Selama berada di basecamp, Riefe dan rombongannya menjelajahi Fjord Sermilik yang spektakuler, mengunjungi lembah-lembah indah dengan sungai air tawar, serta menyaksikan paus bungkuk di sekitar gletser Apusiaajik. Perjalanan ini juga menjadi pengingat akan Dampak Perubahan Iklim. Dalam dua dekade terakhir, Greenland telah kehilangan 4,7 triliun ton es, yang meningkatkan permukaan laut global sebesar 1,2 sentimeter, menurut peneliti Arktik Denmark.

Greenland, yang memiliki luas seperempat dari ukuran Amerika Serikat tetapi hanya dihuni oleh 60.000 orang, tetap menjadi salah satu wilayah paling liar dan belum tersentuh di dunia. Namun, pembangunan bandara baru di beberapa kota besar diperkirakan akan meningkatkan jumlah wisatawan.

Sementara itu, industri perjalanan global menyumbang 8-11 persen emisi gas rumah kaca, menurut laporan World Travel and Tourism Council tahun 2021. Hal ini menimbulkan pertanyaan tentang sejauh mana perusahaan seperti NatHab dapat menyeimbangkan antara promosi ekowisata dan keberlanjutan lingkungan.

NatHab berupaya mengatasi tantangan ini dengan menyumbangkan 1 persen dari pendapatan kotor mereka dan memberikan tambahan US$176.000 setiap tahun kepada WWF. Dalam dua dekade terakhir, total donasi mereka mencapai US$6 juta. Mereka juga berinvestasi dalam teknologi direct air capture dan bahan bakar penerbangan berkelanjutan.

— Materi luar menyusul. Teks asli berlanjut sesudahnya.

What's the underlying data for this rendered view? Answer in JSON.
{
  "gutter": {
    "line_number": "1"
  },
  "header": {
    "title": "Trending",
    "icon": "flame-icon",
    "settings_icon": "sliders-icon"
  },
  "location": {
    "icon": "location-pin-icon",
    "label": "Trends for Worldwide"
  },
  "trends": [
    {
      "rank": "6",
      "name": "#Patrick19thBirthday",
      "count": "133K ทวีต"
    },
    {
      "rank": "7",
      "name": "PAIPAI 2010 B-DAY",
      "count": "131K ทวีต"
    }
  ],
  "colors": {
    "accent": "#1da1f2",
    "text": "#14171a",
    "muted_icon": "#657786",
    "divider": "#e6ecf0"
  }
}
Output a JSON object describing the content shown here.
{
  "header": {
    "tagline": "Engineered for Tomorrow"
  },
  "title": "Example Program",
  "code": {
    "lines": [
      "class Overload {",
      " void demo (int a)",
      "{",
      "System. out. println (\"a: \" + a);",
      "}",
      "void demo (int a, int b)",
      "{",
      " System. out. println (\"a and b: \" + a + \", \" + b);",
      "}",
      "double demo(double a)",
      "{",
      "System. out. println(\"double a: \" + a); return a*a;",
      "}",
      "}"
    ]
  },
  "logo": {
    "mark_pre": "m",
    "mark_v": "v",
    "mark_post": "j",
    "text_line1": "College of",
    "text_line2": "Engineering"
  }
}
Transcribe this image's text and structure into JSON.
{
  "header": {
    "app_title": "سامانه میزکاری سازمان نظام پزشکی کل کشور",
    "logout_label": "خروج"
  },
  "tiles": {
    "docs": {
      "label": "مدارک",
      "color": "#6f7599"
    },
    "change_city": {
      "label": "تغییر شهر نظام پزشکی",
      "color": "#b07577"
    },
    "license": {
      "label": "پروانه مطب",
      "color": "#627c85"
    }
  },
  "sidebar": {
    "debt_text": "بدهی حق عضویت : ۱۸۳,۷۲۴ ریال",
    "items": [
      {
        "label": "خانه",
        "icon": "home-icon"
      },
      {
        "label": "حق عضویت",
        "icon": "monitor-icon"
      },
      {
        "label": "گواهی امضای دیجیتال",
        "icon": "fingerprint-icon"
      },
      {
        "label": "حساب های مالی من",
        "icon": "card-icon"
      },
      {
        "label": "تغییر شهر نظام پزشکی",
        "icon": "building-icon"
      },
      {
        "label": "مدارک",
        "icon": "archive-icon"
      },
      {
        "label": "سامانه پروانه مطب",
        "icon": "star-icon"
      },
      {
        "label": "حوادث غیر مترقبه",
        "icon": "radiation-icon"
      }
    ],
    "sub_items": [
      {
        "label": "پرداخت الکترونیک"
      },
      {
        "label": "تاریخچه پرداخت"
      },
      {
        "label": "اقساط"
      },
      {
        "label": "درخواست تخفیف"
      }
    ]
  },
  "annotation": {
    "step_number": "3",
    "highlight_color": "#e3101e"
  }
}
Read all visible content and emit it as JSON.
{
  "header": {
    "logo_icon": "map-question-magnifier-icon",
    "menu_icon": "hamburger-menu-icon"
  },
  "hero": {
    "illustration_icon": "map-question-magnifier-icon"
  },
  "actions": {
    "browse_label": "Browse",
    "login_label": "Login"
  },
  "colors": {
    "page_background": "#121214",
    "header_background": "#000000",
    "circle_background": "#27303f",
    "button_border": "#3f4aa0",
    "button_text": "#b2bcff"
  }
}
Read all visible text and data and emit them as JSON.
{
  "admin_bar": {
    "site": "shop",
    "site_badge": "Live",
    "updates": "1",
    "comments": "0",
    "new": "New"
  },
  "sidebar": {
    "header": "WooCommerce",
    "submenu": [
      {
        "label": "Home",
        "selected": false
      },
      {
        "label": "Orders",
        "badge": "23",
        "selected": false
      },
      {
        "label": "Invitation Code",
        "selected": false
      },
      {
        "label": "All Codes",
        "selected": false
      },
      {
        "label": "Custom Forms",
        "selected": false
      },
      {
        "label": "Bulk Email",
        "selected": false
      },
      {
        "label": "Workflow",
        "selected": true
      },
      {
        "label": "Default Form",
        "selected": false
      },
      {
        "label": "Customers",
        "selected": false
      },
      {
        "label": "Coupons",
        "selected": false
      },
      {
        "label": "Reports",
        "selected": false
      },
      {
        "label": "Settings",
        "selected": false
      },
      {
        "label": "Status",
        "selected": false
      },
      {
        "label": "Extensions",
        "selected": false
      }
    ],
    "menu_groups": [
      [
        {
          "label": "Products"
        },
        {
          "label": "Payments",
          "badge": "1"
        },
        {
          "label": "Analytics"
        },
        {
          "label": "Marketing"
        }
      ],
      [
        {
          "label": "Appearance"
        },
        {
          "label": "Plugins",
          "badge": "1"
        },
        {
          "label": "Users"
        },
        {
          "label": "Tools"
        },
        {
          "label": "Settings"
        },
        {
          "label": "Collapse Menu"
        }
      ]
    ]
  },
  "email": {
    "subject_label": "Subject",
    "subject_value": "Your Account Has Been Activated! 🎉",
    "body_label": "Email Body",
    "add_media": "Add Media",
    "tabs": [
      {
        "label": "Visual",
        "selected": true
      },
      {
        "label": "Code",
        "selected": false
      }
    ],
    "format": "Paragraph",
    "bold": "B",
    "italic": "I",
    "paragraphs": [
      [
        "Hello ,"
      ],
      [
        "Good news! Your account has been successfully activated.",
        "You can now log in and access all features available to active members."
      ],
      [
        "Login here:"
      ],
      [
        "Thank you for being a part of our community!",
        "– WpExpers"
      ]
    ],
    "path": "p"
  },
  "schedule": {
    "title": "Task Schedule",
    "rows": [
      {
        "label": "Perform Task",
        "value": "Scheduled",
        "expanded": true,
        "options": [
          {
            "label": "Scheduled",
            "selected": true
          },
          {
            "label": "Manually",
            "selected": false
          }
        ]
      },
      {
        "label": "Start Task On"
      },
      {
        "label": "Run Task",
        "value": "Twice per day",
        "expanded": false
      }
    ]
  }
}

Namun, sebagaimana yang disampaikan Riefe dalam catatannya, dilema ekowisata tetap nyata. Apakah perjalanan ke destinasi-destinasi ini membantu menyelamatkan planet atau justru mempercepat kerusakannya? Pertanyaan ini tetap menjadi tantangan utama bagi wisatawan dan pelaku industri perjalanan. Sebuah perjalanan, meskipun penuh dengan keindahan dan kesadaran, tetap meninggalkan jejak karbon yang tak terhindarkan.